Employers are going to have to keep the UK tax authority fully up-to-date with staff earnings through a computer system called real time information.
This will be used to assess how much people are being paid, and so how much universal credit they are entitled to.
For example, at present, an agency worker may work for fewer than 16 hours one week, and so be able to sign on. The following week they may work more than 16 hours and receive no jobseeker's allowance, then have to make a fresh claim if they fall below the 16 hours the week after that.
Under universal credit, their benefit should be altered automatically as earnings go up and down.
Sounds like they will benefit. Who are the other winners and losers?

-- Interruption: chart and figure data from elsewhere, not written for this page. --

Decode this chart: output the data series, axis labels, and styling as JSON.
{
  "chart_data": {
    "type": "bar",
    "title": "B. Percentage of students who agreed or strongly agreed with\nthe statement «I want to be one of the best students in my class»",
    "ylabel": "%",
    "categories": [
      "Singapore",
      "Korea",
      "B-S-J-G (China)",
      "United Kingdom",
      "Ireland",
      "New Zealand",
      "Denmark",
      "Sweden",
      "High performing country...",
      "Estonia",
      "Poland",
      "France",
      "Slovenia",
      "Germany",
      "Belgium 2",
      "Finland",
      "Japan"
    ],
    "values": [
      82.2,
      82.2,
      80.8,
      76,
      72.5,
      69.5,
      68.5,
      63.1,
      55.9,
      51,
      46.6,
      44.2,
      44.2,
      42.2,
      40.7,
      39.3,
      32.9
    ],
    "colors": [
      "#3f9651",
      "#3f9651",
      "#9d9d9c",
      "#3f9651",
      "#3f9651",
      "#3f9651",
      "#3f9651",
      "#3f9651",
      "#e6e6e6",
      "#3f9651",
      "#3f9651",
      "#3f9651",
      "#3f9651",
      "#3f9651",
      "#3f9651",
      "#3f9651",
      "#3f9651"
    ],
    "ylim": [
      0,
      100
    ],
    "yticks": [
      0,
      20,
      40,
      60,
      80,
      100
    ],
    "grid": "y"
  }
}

In monetary terms, the government estimates 3.1 million households will be entitled to more benefits as a result of universal credit, while 2.8 million households will be entitled to less. Nobody will lose out during the initial transition assuming their circumstances stayed the same, the government says.
Across all households, ministers say there will be an average gain of £16 per month.
In its initial estimate of the new system, the Institute for Fiscal Studies said that the poorest are likely to do better, especially couples with children. However, the second earner in a family is likely to lose out in the long-term in many cases.
Some charities argue that, because of a broad-brush approach that universal credit takes, those with more complex benefits claims may lose out, such as some people with disabilities who go to work.
Those without a bank account, or who did not have internet access, will have to seek advice to prepare for the new way this benefit is run and paid.
Any other concern raised?
Labour says that it welcomes the principle behind the changes but has raised concerns about the implementation of the scheme.
Some unions have also spoken out, with the Unite union claiming it creates a division between a "deserving" and an "undeserving poor" - a division that it does not recognise.
When will all this happen?
It started on a very limited basis on 29 April with new claimants, who are single, who live in a small number of postcode areas in Ashton-under-Lyne in Tameside, Greater Manchester.
Trials in three more areas - Oldham, Wigan and Warrington - were due to start at the same time, but were delayed.
More claimants will later move on to universal credit as and when they have a significant change of circumstances, such as starting a new job or when a child is born.
Then by the end of 2017, the rest of those affected in England, Scotland and Wales will be moved on to universal credit in stages.
It will start in Northern Ireland from April 2014, six months after the system in the rest of the UK begins.
This might be one of the biggest changes in benefits, but it is not the only one is it?
No there have been a whole host of benefits changes, ranging from a cap on the amount of benefits than can be claimed, to changes in the way housing benefit and disability allowances are calculated.